Sí, la doctrina cristiana es una doctrina de sufrimiento y lágrimas; pero también es la religión de los consuelos inmortales. La cruz hiere solo para sanar; transforma el dolor en alegría, como la vara de Moisés transforma las aguas amargas en dulces.
La cruz nos salva. Sin embargo, solo salva a quienes la aceptan voluntariamente como instrumento de purificación y salvación. Para quienes sufren pero se niegan a resignarse, sería inútil.
No basta con sufrir; hay que sufrir con Jesucristo. No basta con morir; hay que morir con Jesucristo. El divino Salvador no abolió el sufrimiento humano: lo santificó, haciéndolo expiatorio y sanador, uniéndolo al suyo. «Sufrió porque quiso», dice el Evangelio, «y tuvo que pasar por el sufrimiento para entrar en la gloria». Es uniendo voluntariamente nuestra cruz a su cruz, nuestra muerte a su muerte, que seremos glorificados y coronados con Él.
La cruz es la piedra de toque que distingue a los cristianos. Mientras algunos la rechazan, se enfadan y blasfeman, otros la abrazan como penitencia santificadora, como instrumento de salvación. «Está en la naturaleza de las cosas que el mal expulse al mal, el veneno combata al veneno y el dolor elimine el dolor», dice Belarmino; la amargura de la enfermedad se cura, por tanto, con la amargura de la medicina. Porque así es como la cruz inmola lo que debe morir y santifica lo que debe vivir.

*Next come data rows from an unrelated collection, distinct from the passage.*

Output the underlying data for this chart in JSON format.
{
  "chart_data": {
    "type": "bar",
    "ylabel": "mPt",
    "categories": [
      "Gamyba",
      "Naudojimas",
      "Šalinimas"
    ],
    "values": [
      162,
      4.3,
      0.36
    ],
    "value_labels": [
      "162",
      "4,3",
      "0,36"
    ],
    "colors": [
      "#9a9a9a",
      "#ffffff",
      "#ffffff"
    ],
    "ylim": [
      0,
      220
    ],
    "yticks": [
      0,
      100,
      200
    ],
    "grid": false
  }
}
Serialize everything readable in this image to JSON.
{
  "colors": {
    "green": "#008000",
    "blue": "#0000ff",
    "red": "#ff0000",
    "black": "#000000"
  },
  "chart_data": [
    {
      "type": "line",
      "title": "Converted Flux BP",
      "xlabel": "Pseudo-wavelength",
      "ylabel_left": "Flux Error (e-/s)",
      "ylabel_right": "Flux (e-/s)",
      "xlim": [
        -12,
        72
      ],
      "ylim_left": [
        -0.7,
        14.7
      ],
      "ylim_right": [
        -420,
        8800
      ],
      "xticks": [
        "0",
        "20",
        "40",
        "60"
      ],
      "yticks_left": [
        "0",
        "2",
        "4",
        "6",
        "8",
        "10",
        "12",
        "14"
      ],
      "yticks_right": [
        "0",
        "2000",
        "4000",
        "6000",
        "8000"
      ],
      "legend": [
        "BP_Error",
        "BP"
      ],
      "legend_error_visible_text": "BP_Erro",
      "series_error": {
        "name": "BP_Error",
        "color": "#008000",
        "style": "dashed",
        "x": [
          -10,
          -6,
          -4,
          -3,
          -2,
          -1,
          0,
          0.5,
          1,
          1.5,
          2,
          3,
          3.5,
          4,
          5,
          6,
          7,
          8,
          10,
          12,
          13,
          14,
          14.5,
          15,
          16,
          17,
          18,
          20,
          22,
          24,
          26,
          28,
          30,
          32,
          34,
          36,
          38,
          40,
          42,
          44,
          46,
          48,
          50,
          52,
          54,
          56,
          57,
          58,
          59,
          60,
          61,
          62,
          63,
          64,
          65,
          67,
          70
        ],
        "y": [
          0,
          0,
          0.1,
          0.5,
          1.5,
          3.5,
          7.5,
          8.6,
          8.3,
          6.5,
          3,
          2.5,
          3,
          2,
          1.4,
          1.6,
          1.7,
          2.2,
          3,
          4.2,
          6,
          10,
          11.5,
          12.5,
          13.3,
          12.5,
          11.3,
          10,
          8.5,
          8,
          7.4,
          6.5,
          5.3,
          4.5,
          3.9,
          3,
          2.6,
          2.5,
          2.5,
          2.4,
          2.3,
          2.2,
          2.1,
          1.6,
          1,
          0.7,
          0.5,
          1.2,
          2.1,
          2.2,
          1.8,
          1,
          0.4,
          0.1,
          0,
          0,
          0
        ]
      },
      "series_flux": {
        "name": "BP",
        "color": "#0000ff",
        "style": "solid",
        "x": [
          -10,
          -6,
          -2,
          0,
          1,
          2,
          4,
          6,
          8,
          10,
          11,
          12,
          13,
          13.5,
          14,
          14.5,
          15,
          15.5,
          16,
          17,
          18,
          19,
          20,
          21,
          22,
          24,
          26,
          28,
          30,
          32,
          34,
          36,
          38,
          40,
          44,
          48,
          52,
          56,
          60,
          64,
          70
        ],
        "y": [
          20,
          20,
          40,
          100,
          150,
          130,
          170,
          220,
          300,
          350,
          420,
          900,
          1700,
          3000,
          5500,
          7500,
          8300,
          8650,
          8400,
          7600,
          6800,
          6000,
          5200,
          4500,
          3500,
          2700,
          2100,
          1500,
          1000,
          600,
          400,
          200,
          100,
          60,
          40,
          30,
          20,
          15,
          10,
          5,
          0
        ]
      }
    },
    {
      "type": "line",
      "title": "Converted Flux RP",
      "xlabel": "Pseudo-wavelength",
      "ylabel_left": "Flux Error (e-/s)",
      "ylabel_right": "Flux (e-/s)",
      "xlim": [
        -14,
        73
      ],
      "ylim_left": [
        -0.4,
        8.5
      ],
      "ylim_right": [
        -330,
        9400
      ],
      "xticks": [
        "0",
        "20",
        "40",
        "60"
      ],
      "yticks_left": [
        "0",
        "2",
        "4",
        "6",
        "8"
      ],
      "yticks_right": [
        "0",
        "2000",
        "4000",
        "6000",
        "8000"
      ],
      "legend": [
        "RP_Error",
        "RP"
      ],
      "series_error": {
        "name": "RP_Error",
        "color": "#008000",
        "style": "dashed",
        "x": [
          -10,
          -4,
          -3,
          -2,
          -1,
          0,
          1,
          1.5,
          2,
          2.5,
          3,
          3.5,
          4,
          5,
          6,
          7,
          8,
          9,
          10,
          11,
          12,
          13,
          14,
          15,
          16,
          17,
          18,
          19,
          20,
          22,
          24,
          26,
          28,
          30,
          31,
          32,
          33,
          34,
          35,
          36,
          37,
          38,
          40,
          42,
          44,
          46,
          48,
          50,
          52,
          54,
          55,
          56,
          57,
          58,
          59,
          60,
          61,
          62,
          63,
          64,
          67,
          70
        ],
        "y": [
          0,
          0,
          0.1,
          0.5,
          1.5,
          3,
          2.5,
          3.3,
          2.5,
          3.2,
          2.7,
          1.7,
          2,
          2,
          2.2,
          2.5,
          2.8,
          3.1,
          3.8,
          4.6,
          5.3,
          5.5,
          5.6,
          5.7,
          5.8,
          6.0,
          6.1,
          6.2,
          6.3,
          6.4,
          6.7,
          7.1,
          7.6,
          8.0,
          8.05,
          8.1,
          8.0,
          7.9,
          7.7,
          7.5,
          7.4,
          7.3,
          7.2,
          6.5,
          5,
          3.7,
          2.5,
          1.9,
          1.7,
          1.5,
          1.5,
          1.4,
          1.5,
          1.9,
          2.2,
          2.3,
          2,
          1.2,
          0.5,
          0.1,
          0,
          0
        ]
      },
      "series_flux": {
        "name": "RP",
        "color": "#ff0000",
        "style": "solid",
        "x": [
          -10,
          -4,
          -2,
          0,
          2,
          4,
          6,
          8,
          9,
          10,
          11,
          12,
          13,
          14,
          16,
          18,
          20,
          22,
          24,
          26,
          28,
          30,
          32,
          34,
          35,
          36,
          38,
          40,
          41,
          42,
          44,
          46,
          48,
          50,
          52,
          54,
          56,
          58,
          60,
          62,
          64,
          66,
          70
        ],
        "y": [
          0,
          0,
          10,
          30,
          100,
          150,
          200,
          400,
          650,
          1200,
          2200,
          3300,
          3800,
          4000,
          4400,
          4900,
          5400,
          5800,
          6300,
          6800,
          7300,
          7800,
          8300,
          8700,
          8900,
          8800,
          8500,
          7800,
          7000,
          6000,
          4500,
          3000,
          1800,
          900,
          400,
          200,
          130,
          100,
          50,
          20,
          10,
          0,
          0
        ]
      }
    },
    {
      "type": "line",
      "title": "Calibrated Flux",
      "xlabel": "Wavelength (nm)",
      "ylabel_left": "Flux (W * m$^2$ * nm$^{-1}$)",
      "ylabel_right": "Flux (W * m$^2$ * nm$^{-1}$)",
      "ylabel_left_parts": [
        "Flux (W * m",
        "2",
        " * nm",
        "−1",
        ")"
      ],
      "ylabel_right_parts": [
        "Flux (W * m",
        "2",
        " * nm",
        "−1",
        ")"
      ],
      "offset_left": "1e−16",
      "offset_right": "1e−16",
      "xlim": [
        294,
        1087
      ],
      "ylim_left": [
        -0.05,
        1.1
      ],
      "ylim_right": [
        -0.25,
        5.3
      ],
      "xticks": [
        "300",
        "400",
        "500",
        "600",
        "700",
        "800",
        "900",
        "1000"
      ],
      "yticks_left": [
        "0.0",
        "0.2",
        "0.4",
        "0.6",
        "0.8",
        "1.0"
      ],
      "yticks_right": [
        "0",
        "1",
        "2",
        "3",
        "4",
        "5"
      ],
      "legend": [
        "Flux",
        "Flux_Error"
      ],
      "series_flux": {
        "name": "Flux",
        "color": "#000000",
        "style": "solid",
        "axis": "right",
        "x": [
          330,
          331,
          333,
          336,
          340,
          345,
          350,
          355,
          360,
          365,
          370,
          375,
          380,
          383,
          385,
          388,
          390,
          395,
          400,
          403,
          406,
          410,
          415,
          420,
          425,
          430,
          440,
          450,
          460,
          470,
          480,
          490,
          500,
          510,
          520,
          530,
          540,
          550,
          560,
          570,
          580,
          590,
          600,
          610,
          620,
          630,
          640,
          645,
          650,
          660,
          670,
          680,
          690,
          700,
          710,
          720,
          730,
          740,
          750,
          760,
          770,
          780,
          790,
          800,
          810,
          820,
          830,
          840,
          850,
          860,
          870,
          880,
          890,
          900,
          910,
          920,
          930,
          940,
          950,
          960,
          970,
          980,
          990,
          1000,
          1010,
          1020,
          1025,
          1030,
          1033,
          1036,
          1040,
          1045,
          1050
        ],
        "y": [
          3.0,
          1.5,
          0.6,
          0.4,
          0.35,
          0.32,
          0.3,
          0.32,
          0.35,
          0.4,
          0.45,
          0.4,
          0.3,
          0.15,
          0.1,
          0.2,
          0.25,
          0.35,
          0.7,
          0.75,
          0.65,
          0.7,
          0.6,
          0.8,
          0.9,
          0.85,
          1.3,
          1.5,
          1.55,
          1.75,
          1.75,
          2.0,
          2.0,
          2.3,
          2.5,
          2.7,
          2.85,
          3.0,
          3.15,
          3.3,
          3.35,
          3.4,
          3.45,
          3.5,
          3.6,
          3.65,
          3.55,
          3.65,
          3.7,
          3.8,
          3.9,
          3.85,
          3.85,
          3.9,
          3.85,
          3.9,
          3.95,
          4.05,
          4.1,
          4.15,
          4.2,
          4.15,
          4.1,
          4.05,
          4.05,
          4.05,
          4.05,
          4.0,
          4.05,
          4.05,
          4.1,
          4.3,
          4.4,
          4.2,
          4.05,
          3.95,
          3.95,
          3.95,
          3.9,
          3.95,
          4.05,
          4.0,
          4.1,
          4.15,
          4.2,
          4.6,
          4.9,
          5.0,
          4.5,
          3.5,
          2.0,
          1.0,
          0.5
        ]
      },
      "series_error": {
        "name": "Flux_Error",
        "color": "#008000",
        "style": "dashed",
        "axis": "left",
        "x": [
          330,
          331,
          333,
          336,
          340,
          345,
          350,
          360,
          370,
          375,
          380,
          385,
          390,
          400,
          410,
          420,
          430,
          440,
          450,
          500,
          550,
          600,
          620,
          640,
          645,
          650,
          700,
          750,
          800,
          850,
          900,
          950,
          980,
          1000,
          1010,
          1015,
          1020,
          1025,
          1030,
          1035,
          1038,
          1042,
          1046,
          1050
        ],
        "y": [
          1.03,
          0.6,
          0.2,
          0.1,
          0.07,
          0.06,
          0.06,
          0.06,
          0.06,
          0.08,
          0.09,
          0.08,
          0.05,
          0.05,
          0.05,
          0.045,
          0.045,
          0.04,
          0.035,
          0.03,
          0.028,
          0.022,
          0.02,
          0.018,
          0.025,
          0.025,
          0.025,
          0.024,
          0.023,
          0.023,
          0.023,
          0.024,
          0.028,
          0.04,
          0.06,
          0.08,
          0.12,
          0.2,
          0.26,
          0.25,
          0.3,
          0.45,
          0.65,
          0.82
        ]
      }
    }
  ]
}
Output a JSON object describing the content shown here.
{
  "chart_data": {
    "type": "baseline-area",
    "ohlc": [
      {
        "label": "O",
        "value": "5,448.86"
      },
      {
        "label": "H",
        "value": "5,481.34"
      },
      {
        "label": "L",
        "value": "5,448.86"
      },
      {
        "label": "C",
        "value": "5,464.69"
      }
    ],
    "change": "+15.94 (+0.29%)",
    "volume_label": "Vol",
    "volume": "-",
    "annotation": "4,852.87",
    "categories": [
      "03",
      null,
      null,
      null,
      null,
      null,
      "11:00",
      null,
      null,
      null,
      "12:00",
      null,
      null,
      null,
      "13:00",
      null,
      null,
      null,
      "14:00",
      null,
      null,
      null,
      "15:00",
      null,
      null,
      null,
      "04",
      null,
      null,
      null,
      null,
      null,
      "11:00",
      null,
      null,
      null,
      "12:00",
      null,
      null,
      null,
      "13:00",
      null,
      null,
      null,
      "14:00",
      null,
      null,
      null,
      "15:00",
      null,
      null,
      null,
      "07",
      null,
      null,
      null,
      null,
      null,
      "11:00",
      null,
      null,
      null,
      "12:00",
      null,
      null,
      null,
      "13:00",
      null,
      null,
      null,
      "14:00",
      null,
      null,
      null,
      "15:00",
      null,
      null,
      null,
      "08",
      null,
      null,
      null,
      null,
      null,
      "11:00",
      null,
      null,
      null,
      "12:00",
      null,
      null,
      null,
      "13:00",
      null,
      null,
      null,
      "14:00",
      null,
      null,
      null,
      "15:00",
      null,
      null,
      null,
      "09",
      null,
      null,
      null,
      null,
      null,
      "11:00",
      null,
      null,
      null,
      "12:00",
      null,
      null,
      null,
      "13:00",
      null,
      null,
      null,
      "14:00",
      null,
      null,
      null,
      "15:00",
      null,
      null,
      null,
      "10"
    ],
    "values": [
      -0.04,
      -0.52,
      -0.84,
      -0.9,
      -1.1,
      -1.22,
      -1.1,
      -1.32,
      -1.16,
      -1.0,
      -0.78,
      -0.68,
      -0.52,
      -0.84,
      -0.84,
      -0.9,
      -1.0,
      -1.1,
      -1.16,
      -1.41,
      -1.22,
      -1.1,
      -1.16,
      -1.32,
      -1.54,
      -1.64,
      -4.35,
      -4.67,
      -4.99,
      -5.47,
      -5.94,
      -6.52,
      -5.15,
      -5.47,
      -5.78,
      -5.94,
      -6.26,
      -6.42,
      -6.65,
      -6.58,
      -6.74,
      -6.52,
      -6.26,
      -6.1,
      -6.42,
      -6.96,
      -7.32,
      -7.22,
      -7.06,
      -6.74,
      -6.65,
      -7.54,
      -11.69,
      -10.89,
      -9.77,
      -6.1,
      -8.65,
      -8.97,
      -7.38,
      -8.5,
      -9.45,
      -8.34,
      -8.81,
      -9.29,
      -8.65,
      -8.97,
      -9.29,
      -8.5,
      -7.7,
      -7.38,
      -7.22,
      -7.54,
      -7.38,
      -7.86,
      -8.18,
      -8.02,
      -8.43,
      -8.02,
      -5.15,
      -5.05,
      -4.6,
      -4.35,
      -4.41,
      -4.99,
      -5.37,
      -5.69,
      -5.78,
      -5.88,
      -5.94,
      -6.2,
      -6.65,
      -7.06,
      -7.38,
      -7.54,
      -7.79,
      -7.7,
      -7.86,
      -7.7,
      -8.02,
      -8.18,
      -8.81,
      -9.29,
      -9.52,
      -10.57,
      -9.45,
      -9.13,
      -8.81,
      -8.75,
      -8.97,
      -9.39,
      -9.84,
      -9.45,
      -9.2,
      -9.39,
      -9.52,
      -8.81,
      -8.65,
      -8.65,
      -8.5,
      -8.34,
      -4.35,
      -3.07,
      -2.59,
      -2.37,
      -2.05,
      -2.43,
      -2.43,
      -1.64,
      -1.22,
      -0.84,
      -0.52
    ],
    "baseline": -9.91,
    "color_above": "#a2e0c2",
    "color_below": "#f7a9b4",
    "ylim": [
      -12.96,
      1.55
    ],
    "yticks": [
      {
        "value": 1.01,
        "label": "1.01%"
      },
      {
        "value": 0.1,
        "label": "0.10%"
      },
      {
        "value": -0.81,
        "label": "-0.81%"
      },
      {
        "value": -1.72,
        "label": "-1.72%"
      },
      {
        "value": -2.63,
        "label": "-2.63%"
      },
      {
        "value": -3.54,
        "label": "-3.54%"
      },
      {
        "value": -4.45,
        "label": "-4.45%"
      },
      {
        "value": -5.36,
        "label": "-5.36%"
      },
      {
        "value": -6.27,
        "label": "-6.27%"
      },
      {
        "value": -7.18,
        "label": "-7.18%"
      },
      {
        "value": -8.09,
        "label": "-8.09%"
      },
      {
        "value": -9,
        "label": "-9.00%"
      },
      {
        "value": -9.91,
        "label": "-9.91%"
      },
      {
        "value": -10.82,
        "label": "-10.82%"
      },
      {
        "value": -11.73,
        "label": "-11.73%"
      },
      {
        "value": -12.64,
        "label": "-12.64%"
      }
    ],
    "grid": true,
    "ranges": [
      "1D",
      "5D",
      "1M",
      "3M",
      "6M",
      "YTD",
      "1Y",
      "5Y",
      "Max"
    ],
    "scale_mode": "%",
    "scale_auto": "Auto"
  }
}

Comprendamos la gran lección del Calvario. Dos criminales son crucificados junto a Jesucristo. Uno de ellos acepta la expiación en unión con la de la Víctima Divina, y se salva. El otro también sufre la muerte, pero se rebela contra la cruz; y expira desesperado. Un misterio significativo que nos muestra bajo qué condiciones la cruz nos salva y nos abre el cielo.
Los Libros Sagrados lo repiten sin cesar: “Para participar de la gloria de Jesucristo, es necesario participar en sus sufrimientos, y para resucitar con Él es necesario morir con Él”. De ahí el profundo significado de esta frase: “Debo completar lo que falta a la pasión de Jesucristo”.
¿Qué falta, entonces, en la plenitud de los sufrimientos del Redentor? Lo que falta y debe añadirse es la contribución de nuestros propios sufrimientos, la aplicación de los tormentos expiatorios del Divino Cristo de la Iglesia a todos los miembros de su Cuerpo místico.
El Señor no nos unió a su inmolación, sino para asociarnos a su vida y a sus triunfos. Tal es la misteriosa operación de la cruz: de alguna manera reproduce el sacrificio voluntario de Jesucristo en cada cristiano. La pasión se propaga mediante la paciencia. La paciencia cristiana en realidad no es nada más que la misma pasión de Jesucristo sufrida por nosotros; porque la paciencia, como la pasión, es la cruz voluntariamente aceptada. La paciencia es también la virtud esencial de los discípulos del Evangelio; mediante ella poseemos nuestras almas y ganamos las de nuestro prójimo...
Sin duda, la cruz es la espada del sacrificio y la fuente de muchas lágrimas, pero también es la prenda del consuelo divino y reconecta admirablemente en el ámbito espiritual los lazos que rompe en el orden natural. El misterio de la cruz es una locura para los perdidos; pero para los verdaderos cristianos, es el misterio del Amor, lleno de esperanza e inmortalidad.